Con un movimiento suave pero poderoso, hundió sus dagas en el “núcleo” de la criatura, la masa arremolinada en su corazón.
Gorgoteó, luego explotó hacia afuera en una lluvia de sangre maldita, pintando a Jack y León de pies a cabeza.
El pícaro, mientras tanto, logró alejarse justo a tiempo.
—Desordenado —murmuró Vaelira mientras se quitaba sangre inexistente de su chaqueta.
Naturalmente, no le había alcanzado.
Diaz envainó sus hojas.
—Ya lo sabía de antes, pero hacemos un buen equipo.
Vaelira agitó su mano con desdén.
—Hago un buen equipo con todos.
Solo tienen que dejarme hacer lo mío, y ganaremos.
¿Olvidaste con quién estás hablando, Nivel B?
—…
—Diaz no respondió.
La habitación volvió a quedar en silencio.
Kaiden miró por encima de su hombro.
Bastet todavía estaba cerca de la retaguardia, junto a Aria, quien también se había quedado fuera de este encuentro, habiendo gastado maná en los espejos mientras Nyx y Luna estaban llenas.
—…
Lo hiciste muy bien —dijo Kaiden suavemente—.
¿Cómo fue?
¿Ver a tus amigos matar a tus enemigos en lugar de hacerlo tú?
Ella no lo miró.
—No estuvo mal…
—susurró.
Luego, más fuerte, la felínida añadió:
— Es solo que…
guardar la ira de Ra se siente como una blasfemia.
Luna resopló.
—No te preocupes, Gatita Agresiva Con Una Poderosa Vena Sumisa Cuando Kai La Tiene Inmovilizada, pronto tendrás tu pelea con el jefe.

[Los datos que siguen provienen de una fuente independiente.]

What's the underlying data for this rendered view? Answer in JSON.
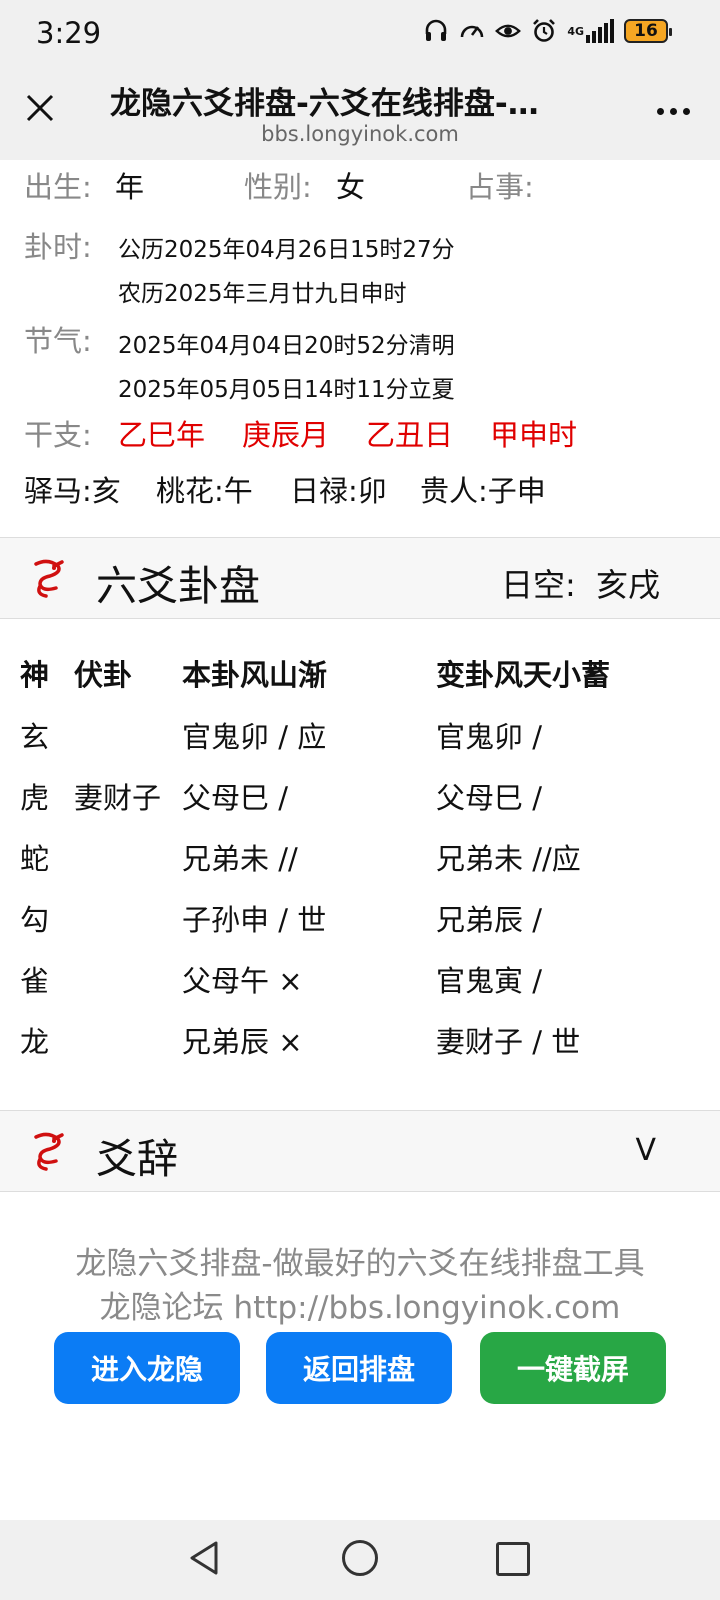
{
  "status_bar": {
    "time": "3:29",
    "icons": [
      "headphones-icon",
      "speed-icon",
      "eye-icon",
      "alarm-icon",
      "signal-icon"
    ],
    "network": "4G",
    "battery": "16",
    "battery_color": "#f5a623"
  },
  "browser": {
    "title": "龙隐六爻排盘-六爻在线排盘-…",
    "url": "bbs.longyinok.com"
  },
  "info": {
    "birth_label": "出生:",
    "birth_value": "年",
    "gender_label": "性别:",
    "gender_value": "女",
    "matter_label": "占事:",
    "gua_time_label": "卦时:",
    "gua_time_solar": "公历2025年04月26日15时27分",
    "gua_time_lunar": "农历2025年三月廿九日申时",
    "solar_term_label": "节气:",
    "solar_term_1": "2025年04月04日20时52分清明",
    "solar_term_2": "2025年05月05日14时11分立夏",
    "ganzhi_label": "干支:",
    "ganzhi": [
      "乙巳年",
      "庚辰月",
      "乙丑日",
      "甲申时"
    ],
    "ganzhi_color": "#e00000",
    "shensha": [
      "驿马:亥",
      "桃花:午",
      "日禄:卯",
      "贵人:子申"
    ]
  },
  "liuyao_section": {
    "title": "六爻卦盘",
    "kong_label": "日空:",
    "kong_value": "亥戌",
    "headers": {
      "shen": "神",
      "fu": "伏卦",
      "ben": "本卦风山渐",
      "bian": "变卦风天小蓄"
    },
    "rows": [
      {
        "shen": "玄",
        "fu": "",
        "ben": "官鬼卯 / 应",
        "bian": "官鬼卯 /"
      },
      {
        "shen": "虎",
        "fu": "妻财子",
        "ben": "父母巳 /",
        "bian": "父母巳 /"
      },
      {
        "shen": "蛇",
        "fu": "",
        "ben": "兄弟未 //",
        "bian": "兄弟未 //应"
      },
      {
        "shen": "勾",
        "fu": "",
        "ben": "子孙申 / 世",
        "bian": "兄弟辰 /"
      },
      {
        "shen": "雀",
        "fu": "",
        "ben": "父母午 ×",
        "bian": "官鬼寅 /"
      },
      {
        "shen": "龙",
        "fu": "",
        "ben": "兄弟辰 ×",
        "bian": "妻财子 / 世"
      }
    ]
  },
  "yaoci_section": {
    "title": "爻辞",
    "toggle": "V"
  },
  "footer": {
    "line1": "龙隐六爻排盘-做最好的六爻在线排盘工具",
    "line2": "龙隐论坛 http://bbs.longyinok.com",
    "buttons": {
      "enter": "进入龙隐",
      "back": "返回排盘",
      "screenshot": "一键截屏"
    }
  }
}
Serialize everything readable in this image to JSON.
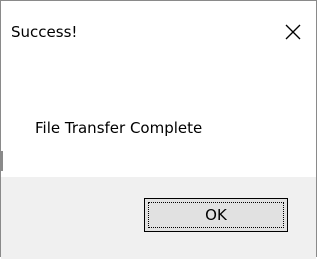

Las orejas de Bastet se irguieron, ignorando completamente el comentario grosero.
Se estaba acostumbrando a que Luna la llamara con nombres, y, honestamente, tenía que estar de acuerdo con el nombre.
—…¿Promesa?
—preguntó Bastet, esperanzada.
—Por supuesto.
—Fue Kaiden quien respondió, ganándose una hermosa y brillante sonrisa de la Emperatriz Solar.
Y mientras el grupo avanzaba nuevamente, las manchas de sangre que dejaron atrás ya no susurraban.
Pero la mazmorra seguía observando.
El Corazón seguía latiendo en su núcleo, esperando que nueva presa entrara en su radio.
Y como el grupo de diez despertados se dirigía exactamente a donde quería, el Corazón iba a ver su deseo cumplido de inmediato.